I would love to see additional context in the assistant when summarizing and discussing URLs.

Currently, it is difficult to know whether the assistant has read the entire content of the URL I've provided. Because many web sites use tricks to deliver different content to different visitors, or simply because they have bot-hostile designs, I often find that there is a disconnect between what the assistant has access to and what I see when I load the page myself. Because of this, it is difficult to trust that the assistant's summaries are valid. This is especially true with long documents, where it is possible to make a convincing-sounding summary with only a fraction of the actual content.

Here are a few ideas for additional information that could be displayed in order to help me understand what the assistant has ingested and allow me to react accordingly:

Content size. This could be in tokens, words, bytes, or any convenient measurement. If I load a large page and see a small size, I will know something is amiss.
Source metadata. I don't know enough of the inner workings of the assistant to say how this would ideally work, but perhaps it could include information on which file types (e.g. video, audio, html, plain text) were imported, and how they was converted to text for the LLM (e.g. OCR, embedded subtitle track, audio speech-to-text, or whatever other tricks Kagi uses).
Any additional sources collected automatically by the assistant, like other URLs, if applicable.
Ideally, the entire text that's been fed into the LLM. I can prod it to tell me a little bit about what it's read, but I never know if it's giving me real information or just making stuff up.

As an example, let's enter https://www.nature.com/articles/s44220-023-00188-9 into the assistant.
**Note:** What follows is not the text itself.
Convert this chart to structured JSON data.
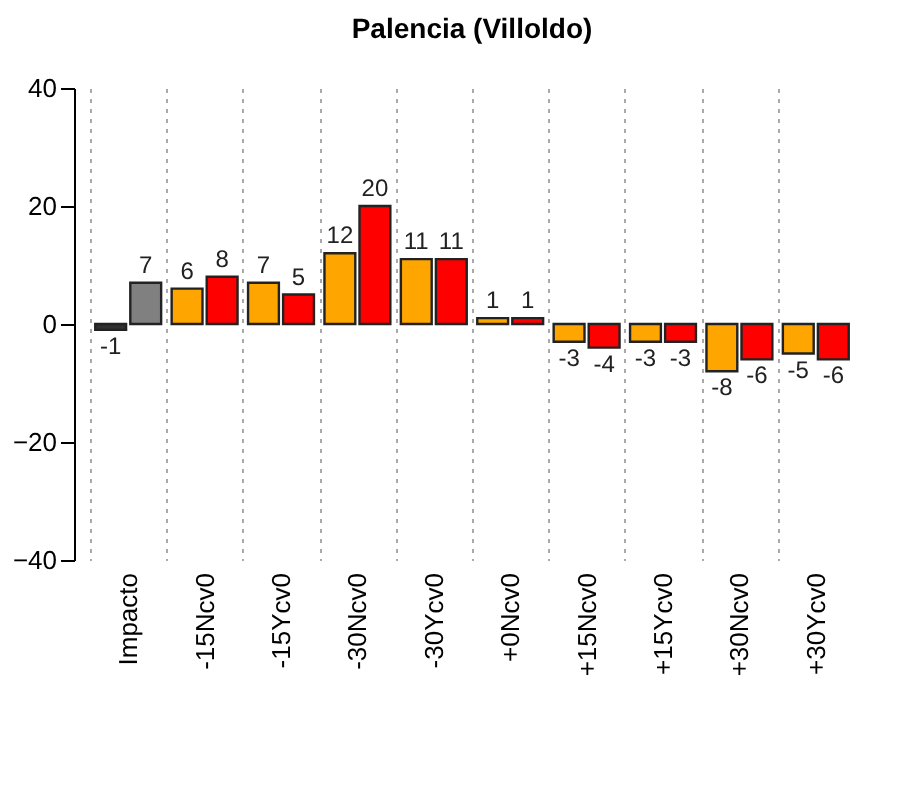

When I load that page in my browser, I only see the Abstract and references, not the full text, unless I log in. The assistant returns 10 bullet-points that seem to include information I do not see myself. Does this mean Kagi can read entire Nature articles? For example, one bullet point says: "Feedback learning and fictive error signals during decision-making tasks engage the striatum and involve nicotine-related modulation in smokers." The only mentions of "fictive error" are in the references, but they do not support that statement. Where did this come from? Did it read the full paper? Did it load the referenced paper? Did it hallucinate? Currently, the assistant gives me no effective way to answer that question. In this case, it did not provide any citations, either.
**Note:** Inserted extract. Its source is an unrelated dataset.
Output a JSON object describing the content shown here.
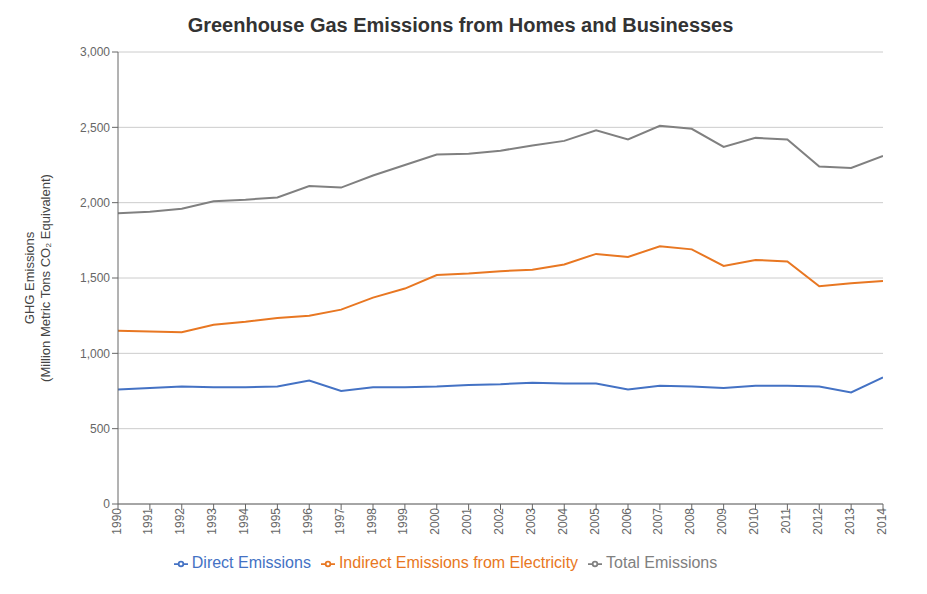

On the flip side, sometimes I see more information than the assistant sees. See my previous bug report about sciencedirect.com here: https://kagifeedback.org/d/2649-summarizer-only-reads-abstract-instead-of-full-text-on-sciencedirectcom , where I see the full paper but the assistant only has access to the abstract.
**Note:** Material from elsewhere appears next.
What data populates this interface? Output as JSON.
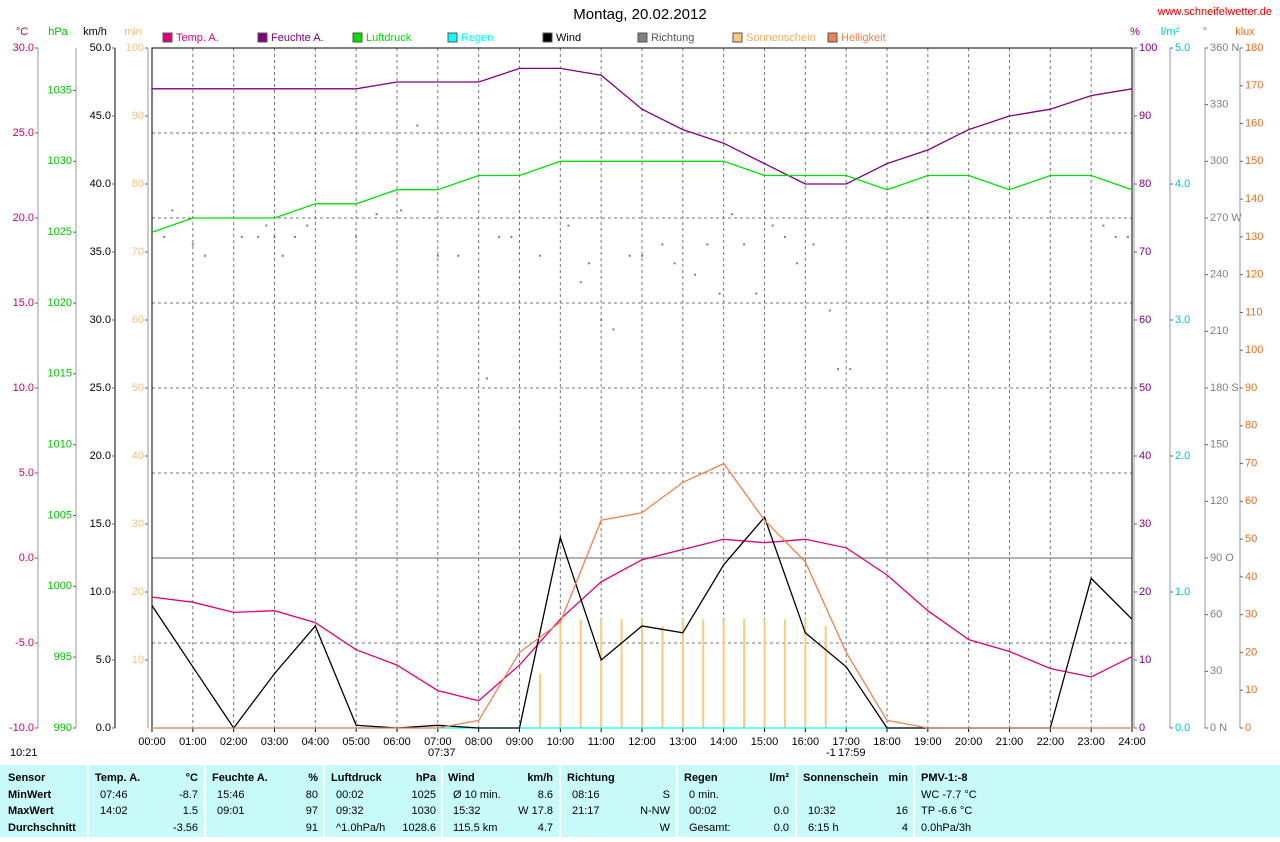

Sometimes I use the summarizer to read Twitter threads, and god only knows what dark magicks are required to turn Twitter into something usable. I highly doubt that the bot sees the same thing I see.

Luis

mhersh Hey! We're now showing the number of words Assistant processes when you submit a webpage or document. This update occurs right after the "processing" phase,

We're actively working in improving Assistant, and will continue exploring how to make it clearer what's the content it uses to generate answers. Thank you for your feedback - please let us know if think this is a step in the right direction!